PopGenome - christianparobek/cambodiaWGS GitHub Wiki

PopGenome on CRAN
PopGenome manual
PopGenome vignettes
PopGenome paper

To run ms and msms, we need to put the executable/folder in our workspace. For ms, download the ms source code here, upload to Kure, and compile using gcc -o ms ms.c streec.c rand1.c -lm. Finally, take the ms executable and put it in the PopGenome folder.

Looking for selective sweeps:

Hitchiking events can "greatly reduce differentiation among subdivided populations" (Kim 2002, Stephan 1998). Could the fact that we see essentially zero structuring in the P. vivax populations indicate that there's lots of selective sweeps going on in these populations?

####Hypotheses to Explain Difference in Pv and Pf Population Structure:

P. vivax is better at recombining with broadly dispersed isolates.
Hitchiking events keep differentiation between subpopulations low. Implication would be that there are more hitchiking events in P. vivax than in P. falciparum. Does "background selection" have some light to shed on this?
Gates & WHO anti-ART-R interventions have reduced P. falciparum's ability to recombine and has fractured this population into subpopulations while it has not had the same effect on P. vivax in Cambodia.
There are different genetic backgrounds in Cambodian P. falciparum that are being maintained for whatever reason (ART-R?), whereas that's not the case for P. vivax.
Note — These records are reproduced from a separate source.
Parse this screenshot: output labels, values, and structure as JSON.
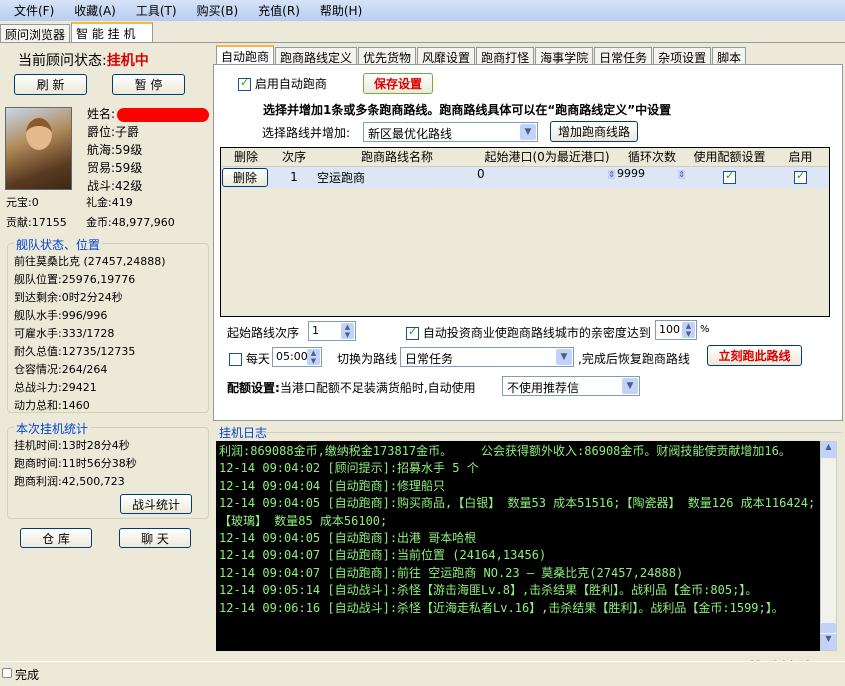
{
  "menu": [
    "文件(F)",
    "收藏(A)",
    "工具(T)",
    "购买(B)",
    "充值(R)",
    "帮助(H)"
  ],
  "main_tabs": [
    "顾问浏览器",
    "智 能 挂 机"
  ],
  "left": {
    "status_label": "当前顾问状态:",
    "status_value": "挂机中",
    "refresh": "刷 新",
    "pause": "暂 停",
    "profile": {
      "name_label": "姓名:",
      "title": "爵位:子爵",
      "navigation": "航海:59级",
      "trade": "贸易:59级",
      "combat": "战斗:42级",
      "yuanbao": "元宝:0",
      "lijin": "礼金:419",
      "contribution": "贡献:17155",
      "gold": "金币:48,977,960"
    },
    "fleet_title": "舰队状态、位置",
    "fleet": [
      "前往莫桑比克 (27457,24888)",
      "舰队位置:25976,19776",
      "到达剩余:0时2分24秒",
      "舰队水手:996/996",
      "可雇水手:333/1728",
      "耐久总值:12735/12735",
      "仓容情况:264/264",
      "总战斗力:29421",
      "动力总和:1460"
    ],
    "stats_title": "本次挂机统计",
    "stats": [
      "挂机时间:13时28分4秒",
      "跑商时间:11时56分38秒",
      "跑商利润:42,500,723"
    ],
    "battle_stats": "战斗统计",
    "warehouse": "仓 库",
    "chat": "聊 天"
  },
  "right": {
    "tabs": [
      "自动跑商",
      "跑商路线定义",
      "优先货物",
      "风靡设置",
      "跑商打怪",
      "海事学院",
      "日常任务",
      "杂项设置",
      "脚本"
    ],
    "enable_label": "启用自动跑商",
    "save": "保存设置",
    "instruction": "选择并增加1条或多条跑商路线。跑商路线具体可以在“跑商路线定义”中设置",
    "select_label": "选择路线并增加:",
    "select_value": "新区最优化路线",
    "add_route": "增加跑商线路",
    "columns": [
      "删除",
      "次序",
      "跑商路线名称",
      "起始港口(0为最近港口)",
      "循环次数",
      "使用配额设置",
      "启用"
    ],
    "rows": [
      {
        "delete": "删除",
        "order": "1",
        "name": "空运跑商",
        "port": "0",
        "loops": "9999",
        "quota": true,
        "enabled": true
      }
    ],
    "start_order_label": "起始路线次序",
    "start_order": "1",
    "invest_label": "自动投资商业使跑商路线城市的亲密度达到",
    "invest_value": "100",
    "percent": "%",
    "daily_label": "每天",
    "daily_time": "05:00",
    "switch_label": "切换为路线",
    "switch_value": "日常任务",
    "restore_label": ",完成后恢复跑商路线",
    "run_now": "立刻跑此路线",
    "quota_bold": "配额设置:",
    "quota_label": "当港口配额不足装满货船时,自动使用",
    "quota_value": "不使用推荐信"
  },
  "log_title": "挂机日志",
  "log": [
    "利润:869088金币,缴纳税金173817金币。    公会获得额外收入:86908金币。财阀技能使贡献增加16。",
    "12-14 09:04:02 [顾问提示]:招募水手 5 个",
    "12-14 09:04:04 [自动跑商]:修理船只",
    "12-14 09:04:05 [自动跑商]:购买商品,【白银】 数量53 成本51516;【陶瓷器】 数量126 成本116424;【玻璃】 数量85 成本56100;",
    "12-14 09:04:05 [自动跑商]:出港 哥本哈根",
    "12-14 09:04:07 [自动跑商]:当前位置 (24164,13456)",
    "12-14 09:04:07 [自动跑商]:前往 空运跑商 NO.23 — 莫桑比克(27457,24888)",
    "12-14 09:05:14 [自动战斗]:杀怪【游击海匪Lv.8】,击杀结果【胜利】。战利品【金币:805;】。",
    "12-14 09:06:16 [自动战斗]:杀怪【近海走私者Lv.16】,击杀结果【胜利】。战利品【金币:1599;】。"
  ],
  "statusbar": "完成",
  "watermark": "Moyuzone.org 夢遊論壇"
}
Since we have the first sympatric whole-genome datasets, we could maybe test out some of these hypotheses to figure out what the truth is.

For all of our gene- and exon-wise tests, is the fact that we have MOI>1 in many samples a big problem? If it calculates stats (Tajima's D, Fst) by allele, then could these MOI>1 samples be introducing false alleles into the population? SNP-by-SNP, MOI>1 is not a problem. But maybe it is gene-by-gene?

#####05 May 2015 Got a list of P. vivax and P. falciparum orthologs from PlasmoDB. Susanne helped me I think. These should be all the orthologs for which there is a 1:1 comparison - one from Pv and one from Pf. To process the file I downloaded from PlasmoDB, I did this:

grep "PVX" GenesByOrthologs_summary.txt | grep -v ", PF" | cut -f 1,2 > pv_pf_orthologs.txt

#####23 May 2015 GO term enrichment is possible with PlasmoDB. When I take the list of genes with a detaTajD < -3 (i.e. genes which have a higher Tajima's D in P. falciparum than in P. vivax), we find a Bonferroni-corrected p-value of ~0.025 for metal/cation/ion-binding proteins. This is a 5x enrichment (23 genes out of a background of 434). On the other extreme, for the genes with deltaTajD > 1 (i.e. genes that have higher Tajima's D in P. vivax than in P. falciparum), there may be a slight but statistically significant enrichment for genes that are part of celluar differentiation / developmental processes.

#####11 April 2016 Nick B is working on coalescent simulations to get selection-less distribution of Tajima's D values to compare our observed Tajima's D values against. He ran into trouble because he had a different number of genes in his simulated data than I did in my PopGenome GFF files. Most of this difference was due to what we were excluding. So, Nick is excluding Paralogs (Neafsey or var/stevor/rifin), subtelomeres, AAKMs (for Pv), and Mito/Apico. This leaves him with 4909 Pv and 5293 Pf genes. So I need to subset my Pf and Pv GFF files similarly, and then split them, hopefully giving me the same number of genes in the end. These notes and work are at gff_prepper.sh.